そんなことを言って、彼はその晩俺を抱いた。



「ん…はあっ……あ…」
「はっ………レ、ン……」


生理的な涙が滲む。そのせいで歪んだ視界の先のイッチーは、何だか切ない表情をしているように見えた気がした。…そんなはずは無いけれど。力任せに腕を押さえつけて、乱暴に手酷く抱く。そんな愛の無い性行為の中に、切ないだとかいう感情などはあるはずがないのだ。


(…そう、少なくともイッチーはそんな感情を持ってやしない。そんな恋愛めいた感情を、俺に、抱いてるはずがない)

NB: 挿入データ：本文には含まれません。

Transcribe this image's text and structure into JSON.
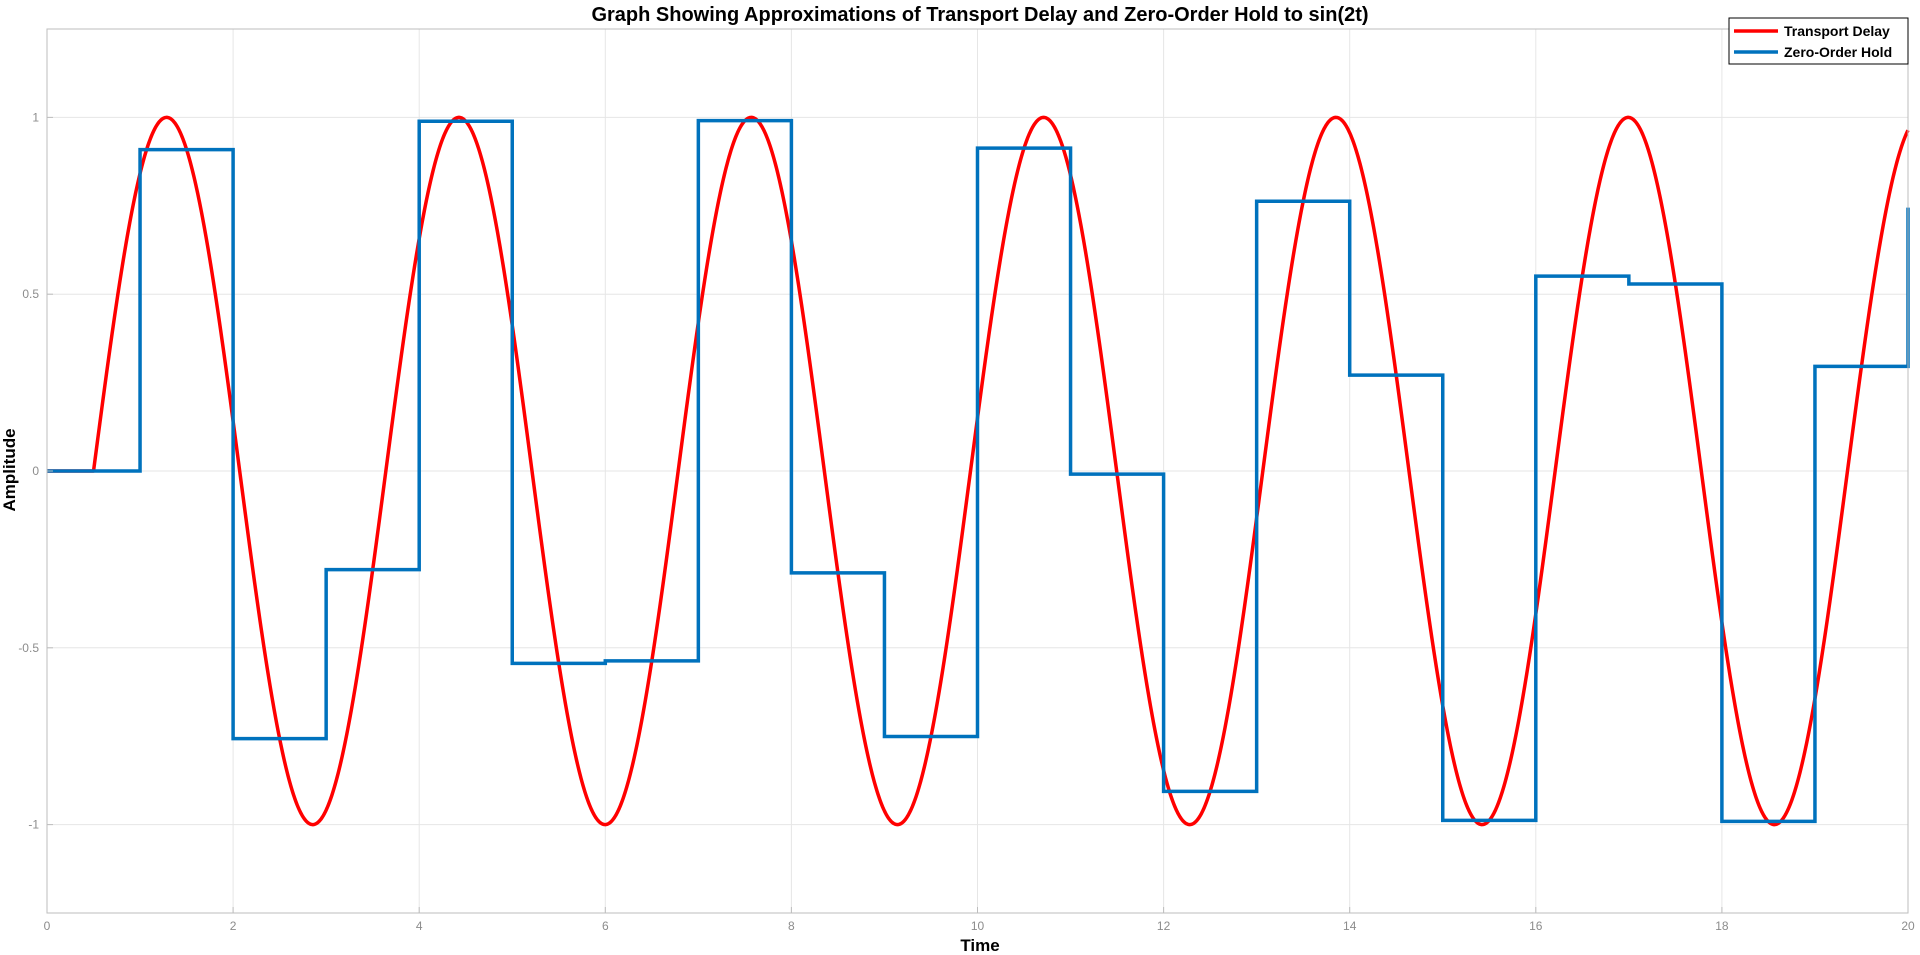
{
  "chart_data": {
    "type": "line",
    "title": "Graph Showing Approximations of Transport Delay and Zero-Order Hold to sin(2t)",
    "xlabel": "Time",
    "ylabel": "Amplitude",
    "xlim": [
      0,
      20
    ],
    "ylim": [
      -1.25,
      1.25
    ],
    "grid": true,
    "legend_position": "top-right",
    "x_ticks": [
      0,
      2,
      4,
      6,
      8,
      10,
      12,
      14,
      16,
      18,
      20
    ],
    "x_tick_labels": [
      "0",
      "2",
      "4",
      "6",
      "8",
      "10",
      "12",
      "14",
      "16",
      "18",
      "20"
    ],
    "y_ticks": [
      1,
      0.5,
      0,
      -0.5,
      -1
    ],
    "y_tick_labels": [
      "1",
      "0.5",
      "0",
      "-0.5",
      "-1"
    ],
    "series": [
      {
        "name": "Transport Delay",
        "color": "#ff0000",
        "kind": "function",
        "function": "sin(2*(t - 0.5)) for t >= 0.5, else 0",
        "delay": 0.5,
        "frequency": 2
      },
      {
        "name": "Zero-Order Hold",
        "color": "#0072bd",
        "kind": "step",
        "x": [
          0,
          1,
          2,
          3,
          4,
          5,
          6,
          7,
          8,
          9,
          10,
          11,
          12,
          13,
          14,
          15,
          16,
          17,
          18,
          19,
          20
        ],
        "values": [
          0,
          0.909,
          -0.757,
          -0.279,
          0.989,
          -0.544,
          -0.537,
          0.991,
          -0.288,
          -0.751,
          0.913,
          -0.009,
          -0.906,
          0.763,
          0.271,
          -0.988,
          0.551,
          0.529,
          -0.991,
          0.296,
          0.745
        ]
      }
    ]
  }
}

だったら自分はというと、これは分からないのだ。彼とこうして会うことができない日には、信じられないほどの虚無感が襲ってくることがある。どうやっても満たされない。女の子を抱こうとしても、無理だった。心に穴が空いて、すきま風が吹き付けているようだった。

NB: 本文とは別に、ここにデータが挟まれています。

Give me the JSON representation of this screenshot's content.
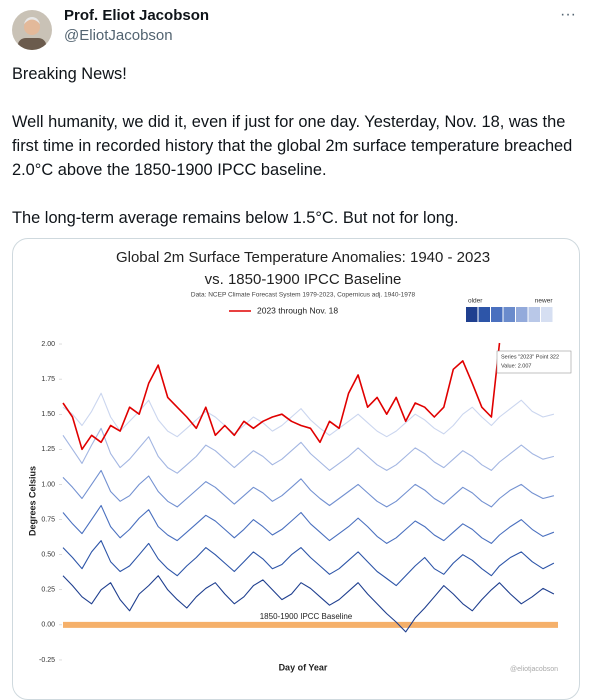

自分が彼に抱くこの感情が恋愛感情でなくとも、万が一そうであったとしても、とにかくもう俺は彼なしじゃ生きていけない。弱い俺は彼に依存して生きている。この心地よい関係から抜け出して自立する努力をする強さを、俺は持っていない。


「……トキヤ…」
「…何ですか」
「うっ…ん、キス、して…」
「……」


そうしてまた彼は噛み付くように乱暴なキスをしてくれる。ああこの何とも不可解でおかしなカンケイが、どうしようもなく心地よくて仕方がないのだ。










─────








抱くなら、手酷く抱いてほしい。

初めてレンを抱く前に言われたことだ。それを聞いて少々戸惑ってしまった。…自分は、彼を思い切り甘やかしたいと思っていたから。

誰よりも優しく、誰よりも貴方が大切だと、分からせたかった。彼が女性を抱く代わりに、私が彼を愛すると。

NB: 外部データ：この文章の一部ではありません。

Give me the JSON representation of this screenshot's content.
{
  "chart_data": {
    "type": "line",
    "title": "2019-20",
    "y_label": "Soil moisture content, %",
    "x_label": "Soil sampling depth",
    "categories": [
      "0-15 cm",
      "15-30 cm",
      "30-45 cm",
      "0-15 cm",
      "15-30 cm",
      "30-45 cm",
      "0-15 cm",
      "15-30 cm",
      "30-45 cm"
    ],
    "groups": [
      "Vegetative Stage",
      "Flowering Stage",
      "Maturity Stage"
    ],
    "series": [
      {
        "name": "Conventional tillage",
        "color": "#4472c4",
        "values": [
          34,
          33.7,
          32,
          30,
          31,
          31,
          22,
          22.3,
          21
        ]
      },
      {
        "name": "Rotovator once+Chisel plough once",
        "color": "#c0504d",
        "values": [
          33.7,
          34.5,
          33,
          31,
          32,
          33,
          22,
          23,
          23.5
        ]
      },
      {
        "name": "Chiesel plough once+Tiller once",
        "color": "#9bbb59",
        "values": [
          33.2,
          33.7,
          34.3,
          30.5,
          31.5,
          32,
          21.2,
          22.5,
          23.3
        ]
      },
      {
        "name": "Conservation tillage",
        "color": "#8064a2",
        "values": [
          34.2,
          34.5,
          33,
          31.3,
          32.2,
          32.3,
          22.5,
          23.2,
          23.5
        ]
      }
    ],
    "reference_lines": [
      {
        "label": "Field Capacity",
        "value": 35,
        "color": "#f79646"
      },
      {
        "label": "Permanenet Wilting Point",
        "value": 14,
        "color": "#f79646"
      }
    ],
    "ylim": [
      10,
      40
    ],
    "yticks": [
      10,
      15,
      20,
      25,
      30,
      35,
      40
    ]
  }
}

だけど彼はそれを望んでいなかったようだ。彼が今まで特定の女性と繋がらなかったのは、愛されたくても愛されなかったわけではなくて、ただ彼自身が愛されたくなかったのだと知った。それは恐らく彼の過去と家庭の事情が関係しているのだろう。

しかし、自分には彼は誰かに愛されたくて仕方がないように見える。これはきっと間違いじゃない。結局のところ彼は、本当は愛されたいけれど、それは怖いから愛されたくないと思っているだけなのだ。


「あっ…はあ…っ…ん…」


レンがキスを求めて唇を寄せる。だけど彼は優しくキスをされることは望んでいない。だから乱暴に、そして愛を込めて口付ける。ぞくぞくと背筋を走る快感。ああ…


(たまらない…)


彼が他でもない、私を求めている。そのことが酷く気持ち良い。彼をこんなにも愛することを許されたのは私だけだ。だから私は彼が望む通りに、乱暴なキスで、痛め付けるようなセックスで、私だけの愛を彼に与える。



──そうすれば彼は、もう私がいなければ生きていけない。

レンは私とのこの行為に依存している。そしてその事を後ろめたく思っているだろう。だけどこうして愛される快感を覚えてしまった貴方は、私から抜け出せない。抜け出させなどしない。


「ん…はあっ……あ…」
「はっ………レ、ン……」


(いつか貴方に、愛してると伝えるのを許されるまで)


私は貴方を決して離さない。

だって、貴方無しで生きられないのは──私の方なのだから。













────
初トキレン!トキレン大好きです^^
そして相互依存も大好物です。
とりあえず非常に分かりにくいブツになってしまいました。